At last! I sent off all the final spreads to Bayard's Belles Histoires yesterday, after well over a month of tweakings, snipping and snappings.
I started this story, due to be published in October, with pencil and brush pen...scanned everything in, then decided that, to save time, I'd do the colour in photoshop. Big mistake!
The problem with Photoshop is - second thoughts, and third and fourth thoughts...
You can carry on revising at infinitum, until there are no more thoughts at all. Then before you kill the picture altogether, you find yourself going back, to hunt out whatever it was that lurked in that first simple sketch that made it feel alive.
And then you re-sketch, and re-scan and re-draw. That done, you'll print out and detect a small inconsistency from one spread, to the next. So you go over everything again, hoping to make every character believable across the whole world you've shaped and every action fresh. Aaargh!
You wonder if anyone else will look at it as hard as you have done.
I can't help thinking that children will. They are so much better at looking.
In fact I remember how annoyed I was as a child by visual inconsistencies. A glaring one was on the cover of the old Rupert Bear annuals. Why oh why did my best friend Rupert have textured brown fur on the book cover when inside he had white fur? The fact that this was an accepted tradition in Rupert Annuals, with only one exception - the cover of 1973 meant nothing to me as a child.
By the way in this story, young wolf frees the rabbit, bravely explaining to his wild wolf dad that he prefers potato pie with a sprinkling of thyme on it.
A very French story with food at its heart, written by Céline Claire whose story Une Nuit à L'Ecole I illustrated a while back and is being made into an app. To see the rest of this story, Le Doudou du Loup, you'll need to be in France and hunt out the October 2012 number of Bayard's prestigious children's magazine Belles Histoires,(which publishes a new picture book story every month) or take out a subscription.

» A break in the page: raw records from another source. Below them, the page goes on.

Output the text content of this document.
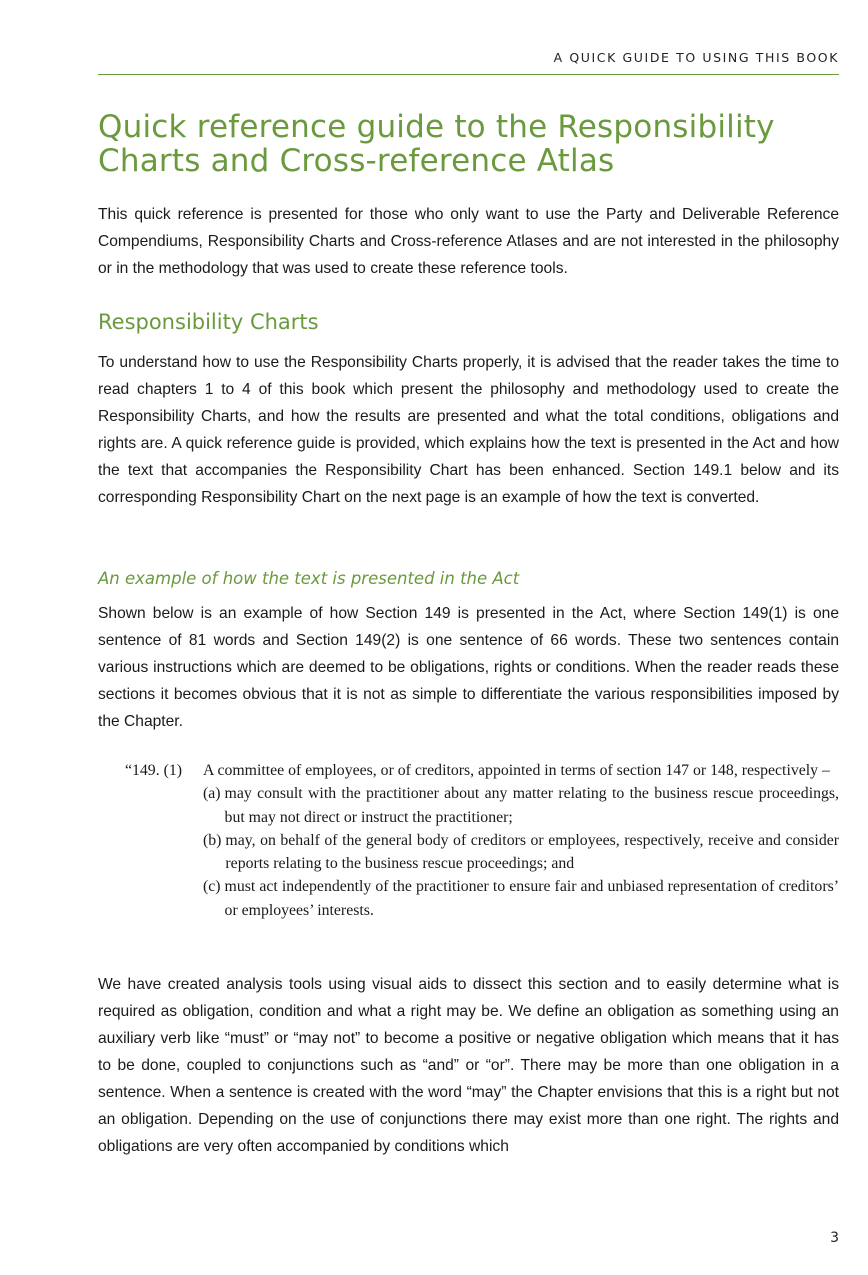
A QUICK GUIDE TO USING THIS BOOK
Quick reference guide to the Responsibility Charts and Cross-reference Atlas

This quick reference is presented for those who only want to use the Party and Deliverable Reference Compendiums, Responsibility Charts and Cross-reference Atlases and are not interested in the philosophy or in the methodology that was used to create these reference tools.

Responsibility Charts

To understand how to use the Responsibility Charts properly, it is advised that the reader takes the time to read chapters 1 to 4 of this book which present the philosophy and methodology used to create the Responsibility Charts, and how the results are presented and what the total conditions, obligations and rights are. A quick reference guide is provided, which explains how the text is presented in the Act and how the text that accompanies the Responsibility Chart has been enhanced. Section 149.1 below and its corresponding Responsibility Chart on the next page is an example of how the text is converted.

An example of how the text is presented in the Act

Shown below is an example of how Section 149 is presented in the Act, where Section 149(1) is one sentence of 81 words and Section 149(2) is one sentence of 66 words. These two sentences contain various instructions which are deemed to be obligations, rights or conditions. When the reader reads these sections it becomes obvious that it is not as simple to differentiate the various responsibilities imposed by the Chapter.

“149. (1) A committee of employees, or of creditors, appointed in terms of section 147 or 148, respectively –
(a) may consult with the practitioner about any matter relating to the business rescue proceedings, but may not direct or instruct the practitioner;
(b) may, on behalf of the general body of creditors or employees, respectively, receive and consider reports relating to the business rescue proceedings; and
(c) must act independently of the practitioner to ensure fair and unbiased representation of creditors’ or employees’ interests.

We have created analysis tools using visual aids to dissect this section and to easily determine what is required as obligation, condition and what a right may be. We define an obligation as something using an auxiliary verb like “must” or “may not” to become a positive or negative obligation which means that it has to be done, coupled to conjunctions such as “and” or “or”. There may be more than one obligation in a sentence. When a sentence is created with the word “may” the Chapter envisions that this is a right but not an obligation. Depending on the use of conjunctions there may exist more than one right. The rights and obligations are very often accompanied by conditions which

3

Meanwhile you COULD play 'spot the difference' with my previous sneek peak.
Now, where was I with my own book projects?
Back to the kitchen to give them a stir!
You wonder if anyone else will look at it as hard as you have done.
I can't help thinking that children will. They are so much better at looking.
In fact I remember how annoyed I was as a child by visual inconsistencies. A glaring one was on the cover of the old Rupert Bear annuals. Why oh why did my best friend Rupert have textured brown fur on the book cover when inside he had white fur? The fact that this was an accepted tradition in Rupert Annuals, with only one exception - the cover of 1973 meant nothing to me as a child.
By the way in this story, young wolf frees the rabbit, bravely explaining to his wild wolf dad that he prefers potato pie with a sprinkling of thyme on it.
A very French story with food at its heart, written by Céline Claire whose story Une Nuit à L'Ecole I illustrated a while back and is being made into an app. To see the rest of this story, Le Doudou du Loup, you'll need to be in France and hunt out the October 2012 number of Bayard's prestigious children's magazine Belles Histoires,(which publishes a new picture book story every month) or take out a subscription.
Meanwhile you COULD play 'spot the difference' with my previous sneek peak.
Now, where was I with my own book projects?
Back to the kitchen to give them a stir!
7 comments:
Bridget thank you so much for leaving a comment on my blog. It got me cybernetically toddleling over to your blog and I am really glad I made the effort - your comments regarding Photoshop really struck a nerve. In fact reminds me of why I abandoned Photoshop altogether as I now work pretty much exclusively in Illustrator.
Gorgeous work too - Photoshop tweaks and twiddles notwithstanding!
You are right about Photoshop but I still love it and can't imagine live without it!
I love your illustrations.
Peter and Amanda - thank you for your comments. Especially appreciated from fellow illustrators!
This looks fab, I'm doing something for Belle Histoires at the moment too. HX
Thanks Helen! That's great you're doing something for them too right now - do you know what issue?
Thanks for sharing your sneak peek Bridget.
Love the illustrations and found the comments re photoshop interesting.
It's something I've been wrestling with recently.
Paul.
Bridget,
Ces loups sont à croquer! J'adore celle de Madame Loup devant sa cheminée qui tient à bout de bras son nouveau-né avec le portrait de Monsieur Loup sur un fond rouge. Tout est là déjà... et j'aime ce vacillement visuel dont parle Barthes."Le texte ne 'commente' pas les images. Les images n''illustrent' pas le texte: chacune a été pour moi le départ d'une sorte de vacillement visuel..." J'ai joué à Spot the difference et wow quelles histoires, comme des graines dans un chapeau.